Alongside a dollhouse variously composed in the 17th and 18th centuries, Rembrandt’s 1634 Portrait of a woman wearing a gold chain and Portrait of a man wearing a black hat reverses the typical representations of couples. Rembrandt painted the woman more masterfully and invitingly than the man, noted Ilchman. These two then serve as microcosms for the new galleries, in which traditional gender roles are often reversed.
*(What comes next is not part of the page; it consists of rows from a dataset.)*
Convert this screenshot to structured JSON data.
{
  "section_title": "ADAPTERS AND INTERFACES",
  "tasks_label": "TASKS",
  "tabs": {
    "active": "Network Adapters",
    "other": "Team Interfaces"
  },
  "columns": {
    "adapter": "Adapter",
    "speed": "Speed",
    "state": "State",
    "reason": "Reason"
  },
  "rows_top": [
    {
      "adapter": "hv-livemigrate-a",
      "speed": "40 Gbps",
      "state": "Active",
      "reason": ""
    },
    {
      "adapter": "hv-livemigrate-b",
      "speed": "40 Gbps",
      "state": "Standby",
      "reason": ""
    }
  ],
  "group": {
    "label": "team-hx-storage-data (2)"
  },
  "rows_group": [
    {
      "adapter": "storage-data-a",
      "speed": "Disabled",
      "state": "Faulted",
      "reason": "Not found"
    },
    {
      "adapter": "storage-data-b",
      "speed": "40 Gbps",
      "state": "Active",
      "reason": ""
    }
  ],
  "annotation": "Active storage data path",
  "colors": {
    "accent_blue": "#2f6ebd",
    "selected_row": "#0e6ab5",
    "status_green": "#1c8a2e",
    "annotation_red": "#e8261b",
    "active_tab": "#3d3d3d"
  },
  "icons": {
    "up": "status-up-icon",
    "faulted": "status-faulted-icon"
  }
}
A wall sticker at MFA Boston detailing the devastating global costs of sugar production.  Photo: Menahem Wecker.

A wall sticker at MFA Boston detailing the devastating global costs of sugar production. Photo: Menahem Wecker.

Who owns the golden age?

Everything that shines is not gold, however, in galleries that deliberately avoid discussing a Dutch “golden age”. Seventeenth-century Dutch has, in recent times, become a proxy site into which conservatives infuse contemporary concerns about race, gender, and economics. The 2015 Dutch MFA show”Class Honorsaddressed Occupy Wall Street, and three years later the National Gallery was slammed why the Washington Post‘s Philip Kennicott considered downplaying the importance of slavery and colonialism in his marine show”Water, wind and waves.”

In the current exhibition of the Dutch and Flemish Art Collection of the Lee and Juliet Folger Fund at the National Gallery, “Clouds, Ice and Bountythe introductory text notes that the Dutch owned colonies and participated in the slave trade, and that the age “was not golden for all”. A still life label by Pieter Claesz adds that they used slave labor on the sugar cane plantations.

Two wall texts in an MFA trade gallery also deal with slavery. The Dutch used ‘forced labour, including slavery’, the label adds to a model of the Dutch East India Company vessel Valkenisse. “We tackled slavery and colonialism in a big way,” Ilchman said.

Arthur Wheelock, a former longtime curator of the National Gallery Northern Baroque and an art historian at the University of Maryland, is generally uncomfortable with what he calls an over-correction of “the Golden age”. (Wheelock has yet to see the MFA galleries and comment on the terrain, not the Boston museum installation.)

Holland was not a perfect society, but it was long seen as a nation that did its best to support the poor and disadvantaged. He welcomed Jews and allowed Catholics to worship in private, provided they didn’t make a fuss, Wheelock said. (Thus, the “hidden” churches of Holland.) Most Dutch ships carried goods, and not all slaves, Wheelock said. “Selecting the Dutch and sullying the whole society because of it, it’s complicated.”

Wheelock believes that viewers can take away “humanizing messages” of dignity, love and faith from seeing Dutch and Flemish art. “They teach the complexities of life,” he said. “I think it’s important to be able to speak up and say, ‘This is important. They remain important. We can all take messages from them to guide us.

Whether corrective or overcorrective, museums can mislead visitors if they focus exclusively on 17th-century Dutch business practices, and not, for example, on the fabulously wealthy French kings or Russian tsars, who may also have been implicated in systems of human rights violations.

In fairness to seventeenth-century Dutch businessmen, shouldn’t the curators also publicly scrutinize the business ventures of their current donors, the very people whose philanthropy and aesthetic taste they celebrate in their labels? ? Cultural tax audits, after all, should probe evenly.